Я нашла ее в комнате. Она забилась в угол дивана, закуталась в большой серый платок, такая худенькая, точно больная.
Я подошла к ней, но она не приласкала меня.
— Иди, девочка, иди.
И я ушла…
И ничего больше не помню о ней, Катерине Петровне.
Зыбкой, воздушной тенью колыхнулась в воздухе моей жизни и сникла.
Нежная рука с темной родинкой около пульса… кисейные оборочки, ленты… голубая книжечка «Кернер», вы, поэтической меланхолией объявшая далекие мгновения моих дней, может быть, потом, много лет спустя, в бурном и сумбурном потоке зазвенела и ваша тихая струя?
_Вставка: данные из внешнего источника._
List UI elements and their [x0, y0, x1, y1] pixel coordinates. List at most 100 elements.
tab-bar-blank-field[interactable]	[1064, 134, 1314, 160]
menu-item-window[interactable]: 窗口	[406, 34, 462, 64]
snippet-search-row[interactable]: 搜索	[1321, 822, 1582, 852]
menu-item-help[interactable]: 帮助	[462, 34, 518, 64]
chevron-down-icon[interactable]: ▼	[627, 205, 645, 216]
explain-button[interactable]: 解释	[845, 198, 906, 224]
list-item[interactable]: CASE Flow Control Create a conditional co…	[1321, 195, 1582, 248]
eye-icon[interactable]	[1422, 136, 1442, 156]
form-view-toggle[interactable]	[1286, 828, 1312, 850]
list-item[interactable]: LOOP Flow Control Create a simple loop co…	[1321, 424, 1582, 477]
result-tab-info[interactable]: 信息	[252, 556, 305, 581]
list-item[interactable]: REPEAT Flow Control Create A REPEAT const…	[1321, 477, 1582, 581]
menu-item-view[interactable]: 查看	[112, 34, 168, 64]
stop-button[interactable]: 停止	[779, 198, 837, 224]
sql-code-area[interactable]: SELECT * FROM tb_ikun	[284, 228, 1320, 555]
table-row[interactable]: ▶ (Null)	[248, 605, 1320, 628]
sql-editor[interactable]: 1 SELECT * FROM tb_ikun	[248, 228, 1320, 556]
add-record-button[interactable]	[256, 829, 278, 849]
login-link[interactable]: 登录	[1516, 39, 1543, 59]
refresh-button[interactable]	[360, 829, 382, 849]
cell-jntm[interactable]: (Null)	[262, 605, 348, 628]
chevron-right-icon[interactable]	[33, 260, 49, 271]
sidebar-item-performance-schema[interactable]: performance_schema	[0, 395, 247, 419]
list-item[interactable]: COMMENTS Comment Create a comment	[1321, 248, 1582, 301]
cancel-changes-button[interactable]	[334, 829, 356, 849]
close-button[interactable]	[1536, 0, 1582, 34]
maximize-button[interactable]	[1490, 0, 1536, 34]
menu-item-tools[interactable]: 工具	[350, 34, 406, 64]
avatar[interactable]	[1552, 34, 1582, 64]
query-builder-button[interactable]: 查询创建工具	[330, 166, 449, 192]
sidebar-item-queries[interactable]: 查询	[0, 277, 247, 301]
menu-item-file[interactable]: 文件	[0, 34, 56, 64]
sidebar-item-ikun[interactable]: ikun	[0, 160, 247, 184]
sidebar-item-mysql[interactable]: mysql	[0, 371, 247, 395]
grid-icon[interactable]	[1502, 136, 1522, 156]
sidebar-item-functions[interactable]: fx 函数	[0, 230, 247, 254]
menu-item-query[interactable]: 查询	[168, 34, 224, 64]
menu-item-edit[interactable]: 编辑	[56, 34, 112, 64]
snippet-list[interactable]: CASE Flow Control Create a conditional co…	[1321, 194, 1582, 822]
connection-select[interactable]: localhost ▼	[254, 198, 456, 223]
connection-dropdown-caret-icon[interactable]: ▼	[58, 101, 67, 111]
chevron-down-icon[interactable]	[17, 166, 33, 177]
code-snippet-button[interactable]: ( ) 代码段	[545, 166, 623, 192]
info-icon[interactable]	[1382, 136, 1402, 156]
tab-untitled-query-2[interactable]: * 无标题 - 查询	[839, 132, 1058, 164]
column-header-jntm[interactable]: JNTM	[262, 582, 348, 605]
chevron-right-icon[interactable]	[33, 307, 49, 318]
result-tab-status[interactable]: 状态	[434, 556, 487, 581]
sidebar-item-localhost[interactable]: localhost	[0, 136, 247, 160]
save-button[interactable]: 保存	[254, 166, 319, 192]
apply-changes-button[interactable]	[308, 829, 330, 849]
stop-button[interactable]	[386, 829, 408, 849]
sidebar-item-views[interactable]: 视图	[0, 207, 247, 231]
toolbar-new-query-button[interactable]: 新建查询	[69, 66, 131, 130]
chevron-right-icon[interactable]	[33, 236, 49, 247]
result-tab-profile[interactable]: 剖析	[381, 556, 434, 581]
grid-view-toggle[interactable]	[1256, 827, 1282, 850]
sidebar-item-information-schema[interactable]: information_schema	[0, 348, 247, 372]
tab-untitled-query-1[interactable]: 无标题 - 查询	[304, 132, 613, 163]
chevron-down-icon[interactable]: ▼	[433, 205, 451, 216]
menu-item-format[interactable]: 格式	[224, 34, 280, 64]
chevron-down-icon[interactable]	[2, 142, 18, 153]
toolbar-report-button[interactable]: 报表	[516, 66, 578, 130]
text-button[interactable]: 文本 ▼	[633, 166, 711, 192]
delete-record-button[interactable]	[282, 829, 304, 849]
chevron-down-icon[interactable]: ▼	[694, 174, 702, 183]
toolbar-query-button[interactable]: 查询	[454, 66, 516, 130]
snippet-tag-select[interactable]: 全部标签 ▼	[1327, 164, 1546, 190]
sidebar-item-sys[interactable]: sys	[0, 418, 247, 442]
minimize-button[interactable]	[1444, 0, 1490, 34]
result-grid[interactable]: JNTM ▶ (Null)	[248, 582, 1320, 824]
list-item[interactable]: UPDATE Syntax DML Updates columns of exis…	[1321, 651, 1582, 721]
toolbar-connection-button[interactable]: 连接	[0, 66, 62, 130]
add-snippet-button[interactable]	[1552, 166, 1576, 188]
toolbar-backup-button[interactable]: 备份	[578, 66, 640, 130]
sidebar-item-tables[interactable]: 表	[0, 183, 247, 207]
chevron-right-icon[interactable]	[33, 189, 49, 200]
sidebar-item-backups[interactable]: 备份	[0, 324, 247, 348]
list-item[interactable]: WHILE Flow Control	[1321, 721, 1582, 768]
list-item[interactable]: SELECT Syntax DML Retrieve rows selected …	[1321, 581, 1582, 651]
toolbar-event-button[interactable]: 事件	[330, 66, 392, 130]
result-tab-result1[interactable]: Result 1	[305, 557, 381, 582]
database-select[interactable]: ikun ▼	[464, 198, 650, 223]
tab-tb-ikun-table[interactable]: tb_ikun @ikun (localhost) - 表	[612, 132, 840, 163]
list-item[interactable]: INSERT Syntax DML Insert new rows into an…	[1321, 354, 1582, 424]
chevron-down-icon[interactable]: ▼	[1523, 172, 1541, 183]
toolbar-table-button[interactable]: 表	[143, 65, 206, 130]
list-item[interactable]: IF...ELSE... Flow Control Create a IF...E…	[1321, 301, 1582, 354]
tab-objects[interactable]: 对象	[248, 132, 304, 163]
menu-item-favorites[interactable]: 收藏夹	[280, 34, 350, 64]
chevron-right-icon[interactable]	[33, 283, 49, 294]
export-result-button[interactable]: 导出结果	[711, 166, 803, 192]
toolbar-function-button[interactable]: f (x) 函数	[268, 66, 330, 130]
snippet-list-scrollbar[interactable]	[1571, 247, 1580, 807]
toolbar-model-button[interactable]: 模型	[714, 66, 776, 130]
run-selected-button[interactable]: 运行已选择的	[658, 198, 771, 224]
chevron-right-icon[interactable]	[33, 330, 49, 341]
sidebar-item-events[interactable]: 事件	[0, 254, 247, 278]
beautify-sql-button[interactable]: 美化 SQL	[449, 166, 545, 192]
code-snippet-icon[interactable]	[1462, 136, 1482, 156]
Бессмысленная, голубая, серебряная печаль…
Сентиментальность…
Романтика…
Мать
Благословенны страдания разлуки, и унижения, и обиды, и горький восторг самоотречения. Благословенна всякая любовь. И тысячи раз благословенна та, самая жертвенная, самая обиженная, единственная, в оправдание слов апостольских, «не ищущая своего», — любовь материнская.
Любовь влюбленных нарядна и празднична. В пурпуре и виссоне. Поет и пляшет. Она украшает себя, чтобы овладеть, взять и чтобы сохранить взятое.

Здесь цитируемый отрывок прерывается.